Es posible que una correcta política, tendente a pagar las pensiones del futuro, tuviera que empezar por permitir que la gente pudiera vivir con una cierta independencia de los grandes poderes económicos, incluyendo al propio estado.
Toda la riqueza, cuya generación se aborta en el mismo momento en que se trata de producir conforme a las reglamentaciones impuestas por el estado, se pierde. Toda esa riqueza que la gente produciría si se la dejara vivir en paz, no se producirá de ningún otro modo.
En el fondo, el único derecho y el verdadero deber de un estado es permitir la vida y protegerla, frente a cualquier amenaza que gravite sobre ella. Lo que no cabe esperar de ningún estado es que haga que, el hecho de ganarse honradamente la vida, se convierta en algo imposible para una gran parte de la población que podría ganársela si el propio estado se lo pusiera algo menos difícil.

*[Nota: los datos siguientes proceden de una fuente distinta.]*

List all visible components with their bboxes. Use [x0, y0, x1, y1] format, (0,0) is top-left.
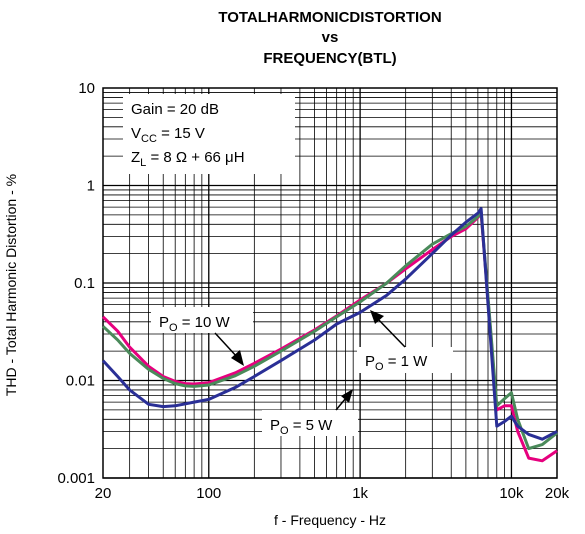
y-tick-label: 0.001	[57, 470, 95, 487]
x-axis-label: f - Frequency - Hz	[274, 512, 386, 528]
conditions-box	[123, 94, 295, 174]
y-tick-label: 0.1	[74, 275, 95, 292]
label-po-10w: PO = 10 W	[151, 307, 253, 366]
label-po-5w: PO = 5 W	[262, 389, 358, 437]
x-tick-label: 20	[95, 485, 112, 502]
zl-condition: ZL = 8 Ω + 66 μH	[131, 149, 245, 169]
plot-frame	[102, 87, 558, 479]
y-tick-label: 0.01	[66, 373, 95, 390]
vcc-condition: VCC = 15 V	[131, 125, 205, 145]
series-line-0	[101, 211, 558, 463]
x-tick-label: 20k	[545, 485, 570, 502]
series-lines	[101, 207, 558, 463]
tick-labels: 20 100 1k 10k 20k 0.001 0.01 0.1 1 10	[57, 80, 569, 502]
x-tick-label: 1k	[352, 485, 368, 502]
y-tick-label: 10	[78, 80, 95, 97]
series-line-1	[101, 210, 558, 451]
x-tick-label: 10k	[499, 485, 524, 502]
svg-text:PO = 5 W: PO = 5 W	[270, 417, 333, 437]
x-tick-label: 100	[196, 485, 221, 502]
chart-title-line-1: TOTALHARMONICDISTORTION	[218, 9, 441, 26]
svg-text:PO = 1 W: PO = 1 W	[365, 353, 428, 373]
chart-title-line-3: FREQUENCY(BTL)	[263, 50, 396, 67]
chart-title-line-2: vs	[322, 29, 339, 46]
series-line-2	[101, 207, 558, 441]
y-tick-label: 1	[87, 178, 95, 195]
gain-condition: Gain = 20 dB	[131, 101, 219, 118]
svg-text:PO = 10 W: PO = 10 W	[159, 314, 231, 334]
y-axis-label: THD - Total Harmonic Distortion - %	[3, 174, 19, 396]
label-po-1w: PO = 1 W	[357, 310, 453, 373]
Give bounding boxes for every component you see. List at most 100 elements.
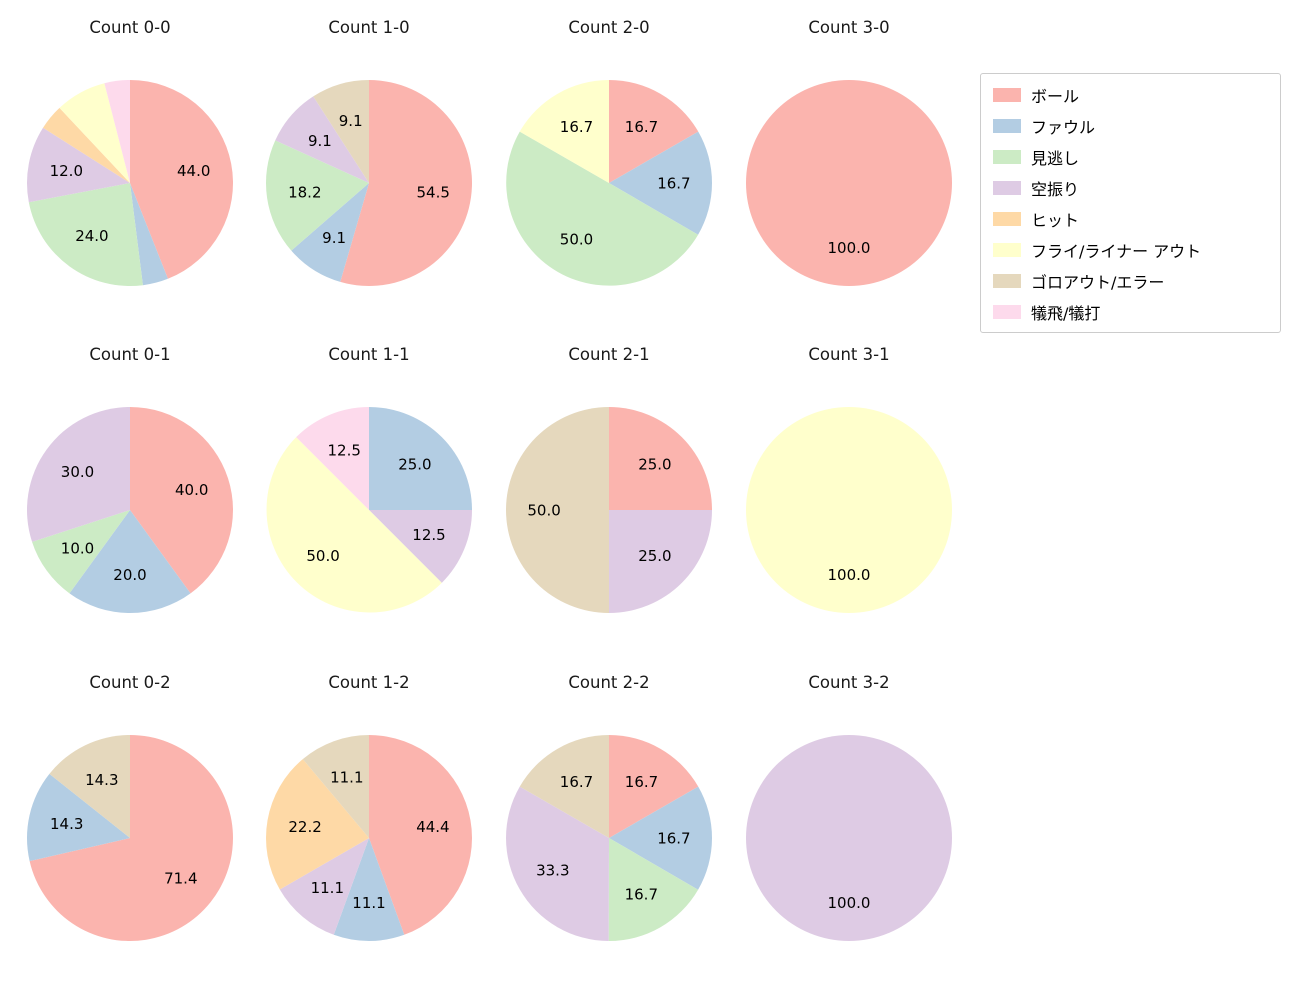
slice-label: 11.1 [352,894,385,912]
chart-title: Count 3-0 [808,18,890,37]
chart-title: Count 2-1 [568,345,650,364]
legend-item: 空振り [993,176,1268,199]
pie-slice [279,838,369,935]
legend-item: ボール [993,83,1268,106]
pie-svg: 16.7 16.7 16.7 33.3 16.7 [506,735,712,942]
legend-label: ゴロアウト/エラー [1031,272,1165,292]
slice-label: 40.0 [175,481,208,499]
slice-label: 9.1 [339,112,363,130]
legend-item: ヒット [993,207,1268,230]
pie-svg: 44.0 24.0 12.0 [26,80,234,287]
pie-slice [333,838,405,942]
pie-slice [266,759,369,890]
chart-title: Count 0-1 [89,345,171,364]
slice-label: 22.2 [288,818,321,836]
pie-slice [29,735,233,941]
slice-label: 33.3 [536,862,569,880]
legend-label: 空振り [1031,179,1080,199]
slice-label: 16.7 [657,829,690,847]
pie-slice [506,131,699,286]
pie-slice [302,735,369,838]
pie-slice [506,407,609,613]
slice-label: 25.0 [638,547,671,565]
slice-label: 20.0 [113,566,146,584]
pie-slice [369,510,472,583]
chart-title: Count 1-0 [328,18,410,37]
pie-slice [340,80,472,286]
legend-swatch [993,87,1021,102]
pie-slice [26,127,131,203]
legend-label: ヒット [1031,210,1080,230]
pie-slice [609,786,712,890]
legend-item: フライ/ライナー アウト [993,238,1268,261]
legend-swatch [993,149,1021,164]
pie-slice [746,735,952,941]
slice-label: 100.0 [828,566,871,584]
legend-label: ボール [1031,86,1080,106]
pie-slice [130,407,233,594]
pie-slice [275,96,369,183]
slice-label: 44.4 [416,818,449,836]
pie-slice [506,786,609,941]
legend-swatch [993,211,1021,226]
pie-slice [291,183,369,282]
slice-label: 16.7 [560,773,593,791]
pie-slice [130,80,234,279]
chart-title: Count 2-2 [568,673,650,692]
slice-label: 16.7 [657,174,690,192]
pie-chart-count-1-2: Count 1-2 44.4 11.1 11.1 22.2 11.1 [249,670,489,944]
legend-swatch [993,118,1021,133]
pie-slice [26,406,130,542]
pie-slice [28,183,143,287]
slice-label: 10.0 [61,539,94,557]
pie-svg: 40.0 20.0 10.0 30.0 [26,406,233,613]
pie-slice [369,735,473,935]
chart-title: Count 3-1 [808,345,890,364]
pie-svg: 16.7 16.7 50.0 16.7 [506,80,712,286]
slice-label: 9.1 [322,229,346,247]
pie-slice [26,773,130,862]
pie-svg: 100.0 [746,407,952,613]
slice-label: 11.1 [311,879,344,897]
pie-chart-count-3-2: Count 3-2 100.0 [729,670,969,944]
pie-chart-count-1-1: Count 1-1 25.0 12.5 50.0 12.5 [249,342,489,616]
slice-label: 16.7 [560,118,593,136]
pie-svg: 71.4 14.3 14.3 [26,735,233,941]
chart-title: Count 0-0 [89,18,171,37]
pie-slice [130,183,168,286]
slice-label: 30.0 [61,463,94,481]
pie-chart-count-0-2: Count 0-2 71.4 14.3 14.3 [10,670,250,944]
pie-slice [746,407,952,613]
slice-label: 44.0 [177,162,210,180]
slice-label: 25.0 [638,455,671,473]
pie-slice [265,140,369,251]
legend-label: フライ/ライナー アウト [1031,241,1202,261]
slice-label: 9.1 [308,132,332,150]
slice-label: 100.0 [828,239,871,257]
slice-label: 100.0 [828,894,871,912]
pie-slice [608,838,699,942]
slice-label: 50.0 [306,547,339,565]
legend-item: ファウル [993,114,1268,137]
slice-label: 16.7 [625,773,658,791]
pie-slice [104,80,130,183]
legend-swatch [993,242,1021,257]
slice-label: 71.4 [164,870,197,888]
pie-chart-count-0-0: Count 0-0 44.0 24.0 12.0 [10,15,250,289]
pie-slice [313,80,369,183]
pie-svg: 44.4 11.1 11.1 22.2 11.1 [266,735,473,942]
pie-chart-count-2-1: Count 2-1 25.0 25.0 50.0 [489,342,729,616]
legend: ボール ファウル 見逃し 空振り ヒット フライ/ライナー アウト ゴロアウト/エラー 犠飛/… [980,73,1281,333]
legend-swatch [993,180,1021,195]
slice-label: 18.2 [288,184,321,202]
pie-slice [609,131,712,235]
legend-label: ファウル [1031,117,1096,137]
pie-slice [746,80,952,286]
pie-svg: 25.0 12.5 50.0 12.5 [266,407,472,613]
pie-slice [266,437,442,613]
pie-slice [369,407,472,510]
pie-chart-count-2-2: Count 2-2 16.7 16.7 16.7 33.3 16.7 [489,670,729,944]
chart-title: Count 1-1 [328,345,410,364]
slice-label: 14.3 [50,815,83,833]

La dificultad de vivir se está incrementando para los aún no concebidos, para los aún no nacidos, para los nacidos que dependen de sus padres, para los jóvenes, para los padres que tienen hijos que dependen de ellos, para los adultos sin hijos, para los mayores y los ancianos con pensión, para quienes prevén que no tendrán pensión, para las mujeres, para los varones… Se está poniendo la vida difícil para todo el mundo, salvo, supongo, para unos pocos.